Whether or not Prof. Sannia has fallen deep into the pit that ensnares most critics who have a hobby and a mission, his pioneer movement is certainly far from futile. We believe that he has largely proved his point, and given us, in consequence, a living Dante in place of the traditional wooden effigy. At any rate his work will have justified itself if it turns the attention of all-too-serious Dante students to a new field, and emphasizes those qualities in the Divine Poet which the sheer sublimity of his work has hitherto tended to obscure.
In the following study we shall not confine ourselves to the limits of the Divina Commedia, but gather all we can in so short a space from his other works, and especially from the Convivio and the De Vulgari Eloquentia.
As a preliminary we shall do well to bestow a glance at least upon Dante’s environment from this particular point of view—the temper of the generation in which he lived, and that of his immediate circle, not neglecting such inferences as may be suggested by the tradition of his physiognomy and the evidence of his earliest biographers.
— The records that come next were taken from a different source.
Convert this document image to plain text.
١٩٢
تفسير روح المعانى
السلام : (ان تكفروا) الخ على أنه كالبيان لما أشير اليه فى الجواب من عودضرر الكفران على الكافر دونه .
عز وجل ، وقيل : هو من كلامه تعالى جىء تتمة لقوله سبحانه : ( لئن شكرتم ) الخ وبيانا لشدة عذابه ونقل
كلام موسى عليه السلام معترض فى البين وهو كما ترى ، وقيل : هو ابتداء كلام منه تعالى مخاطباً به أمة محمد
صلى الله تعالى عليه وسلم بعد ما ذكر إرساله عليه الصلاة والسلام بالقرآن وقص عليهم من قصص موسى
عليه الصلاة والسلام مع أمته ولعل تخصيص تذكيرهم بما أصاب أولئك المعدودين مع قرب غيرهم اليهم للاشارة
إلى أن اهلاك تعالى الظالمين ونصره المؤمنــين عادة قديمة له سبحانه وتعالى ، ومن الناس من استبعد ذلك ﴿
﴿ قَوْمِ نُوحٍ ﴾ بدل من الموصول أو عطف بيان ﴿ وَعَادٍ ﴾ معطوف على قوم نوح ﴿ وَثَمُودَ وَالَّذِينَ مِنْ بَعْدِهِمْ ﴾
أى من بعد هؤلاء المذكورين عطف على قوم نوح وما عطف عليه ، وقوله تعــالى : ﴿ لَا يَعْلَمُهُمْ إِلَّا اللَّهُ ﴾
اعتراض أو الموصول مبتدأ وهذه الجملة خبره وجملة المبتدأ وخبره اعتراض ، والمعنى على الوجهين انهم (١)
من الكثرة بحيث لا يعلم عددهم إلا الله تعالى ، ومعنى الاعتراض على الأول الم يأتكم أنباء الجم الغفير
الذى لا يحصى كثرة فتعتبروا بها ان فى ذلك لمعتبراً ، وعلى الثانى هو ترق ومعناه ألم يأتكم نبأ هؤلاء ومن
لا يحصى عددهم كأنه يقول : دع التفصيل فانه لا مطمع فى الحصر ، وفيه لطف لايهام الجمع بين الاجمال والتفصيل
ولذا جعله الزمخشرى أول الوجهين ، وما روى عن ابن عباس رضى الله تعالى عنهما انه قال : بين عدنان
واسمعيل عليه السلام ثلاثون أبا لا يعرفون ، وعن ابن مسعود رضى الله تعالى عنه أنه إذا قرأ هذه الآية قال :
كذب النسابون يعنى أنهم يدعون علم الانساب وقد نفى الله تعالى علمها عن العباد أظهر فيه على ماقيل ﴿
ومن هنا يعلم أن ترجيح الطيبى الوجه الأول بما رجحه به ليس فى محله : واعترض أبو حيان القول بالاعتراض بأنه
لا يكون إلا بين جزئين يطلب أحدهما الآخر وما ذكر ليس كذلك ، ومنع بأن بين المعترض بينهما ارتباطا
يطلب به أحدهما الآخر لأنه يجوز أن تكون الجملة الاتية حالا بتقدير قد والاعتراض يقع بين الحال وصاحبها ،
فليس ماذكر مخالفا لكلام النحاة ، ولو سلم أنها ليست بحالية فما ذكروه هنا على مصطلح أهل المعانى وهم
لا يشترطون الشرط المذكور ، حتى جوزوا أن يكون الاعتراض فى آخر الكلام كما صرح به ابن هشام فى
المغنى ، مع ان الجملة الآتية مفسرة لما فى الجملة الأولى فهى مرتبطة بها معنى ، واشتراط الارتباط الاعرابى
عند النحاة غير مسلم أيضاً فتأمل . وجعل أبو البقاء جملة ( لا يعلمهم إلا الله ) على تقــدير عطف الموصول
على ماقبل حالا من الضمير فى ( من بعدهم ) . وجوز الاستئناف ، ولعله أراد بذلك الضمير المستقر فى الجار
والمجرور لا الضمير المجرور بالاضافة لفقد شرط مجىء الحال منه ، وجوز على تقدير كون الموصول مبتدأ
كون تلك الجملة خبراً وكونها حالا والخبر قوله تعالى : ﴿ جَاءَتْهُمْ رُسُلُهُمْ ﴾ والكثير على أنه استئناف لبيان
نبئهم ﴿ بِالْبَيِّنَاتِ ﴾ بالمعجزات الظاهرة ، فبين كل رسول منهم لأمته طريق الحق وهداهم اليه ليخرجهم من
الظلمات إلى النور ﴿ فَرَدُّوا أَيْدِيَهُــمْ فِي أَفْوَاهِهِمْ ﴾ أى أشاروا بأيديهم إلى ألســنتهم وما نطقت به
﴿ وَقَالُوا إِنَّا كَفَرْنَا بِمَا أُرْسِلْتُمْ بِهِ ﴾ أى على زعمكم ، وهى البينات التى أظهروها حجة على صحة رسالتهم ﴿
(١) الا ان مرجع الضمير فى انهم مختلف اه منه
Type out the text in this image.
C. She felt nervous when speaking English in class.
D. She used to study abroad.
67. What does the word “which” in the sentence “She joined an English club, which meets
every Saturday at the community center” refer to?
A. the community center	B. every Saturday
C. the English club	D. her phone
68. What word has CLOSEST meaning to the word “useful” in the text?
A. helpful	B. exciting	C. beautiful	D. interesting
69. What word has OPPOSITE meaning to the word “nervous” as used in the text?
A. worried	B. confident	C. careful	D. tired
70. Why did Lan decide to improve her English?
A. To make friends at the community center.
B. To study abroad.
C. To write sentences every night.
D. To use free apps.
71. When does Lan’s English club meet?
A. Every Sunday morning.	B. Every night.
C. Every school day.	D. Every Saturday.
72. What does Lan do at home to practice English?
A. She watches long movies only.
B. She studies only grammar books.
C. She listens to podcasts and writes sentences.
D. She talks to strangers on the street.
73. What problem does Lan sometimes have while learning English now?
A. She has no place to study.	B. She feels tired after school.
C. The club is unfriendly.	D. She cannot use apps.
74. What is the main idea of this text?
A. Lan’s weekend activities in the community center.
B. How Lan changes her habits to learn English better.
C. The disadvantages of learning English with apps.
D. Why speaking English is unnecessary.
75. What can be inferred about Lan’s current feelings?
For a provisional definition of the subject we may turn to “The Philosopher” from whom Dante and his contemporaries drew directly and indirectly. “Melancholy men of all others are most witty.” So said the “Maestro di color che sanno,” according to the author of the Anatomy of Melancholy; and Boccaccio,[89] describing the habitual expression of Dante’s face, says it was “always melancholy and thoughtful.”
Before we draw the enticing inference that Dante was a paragon of wit, we shall, however, do well to verify our quotation from Aristotle, and to bear in mind the fact that the words “wit” and “witty,” like their companions “humour,” “humorous,” have changed their meaning since the sixteenth and seventeenth centuries. By “Wit and Humour,” as applied to Dante, we mean something vague and general, yet sufficiently definite to make our quest practicable. The phrase is intended to cover the playful and fanciful use of the intellect upon literary material, in the broadest sense: from the simplest and most elementary puns and word-plays to the subtlest and most surprising analogies; from the most discursive description of a laughably incongruous situation, to the swift agility of brilliant paradox; from the quiet, genial sally of the man who laughs with you; while he laughs at you, to the biting sarcasm of the satirist, whose keen and often envenomed darts are winged with wrath and indignation. It is this last phase that we shall naturally expect to find most prominent in Dante.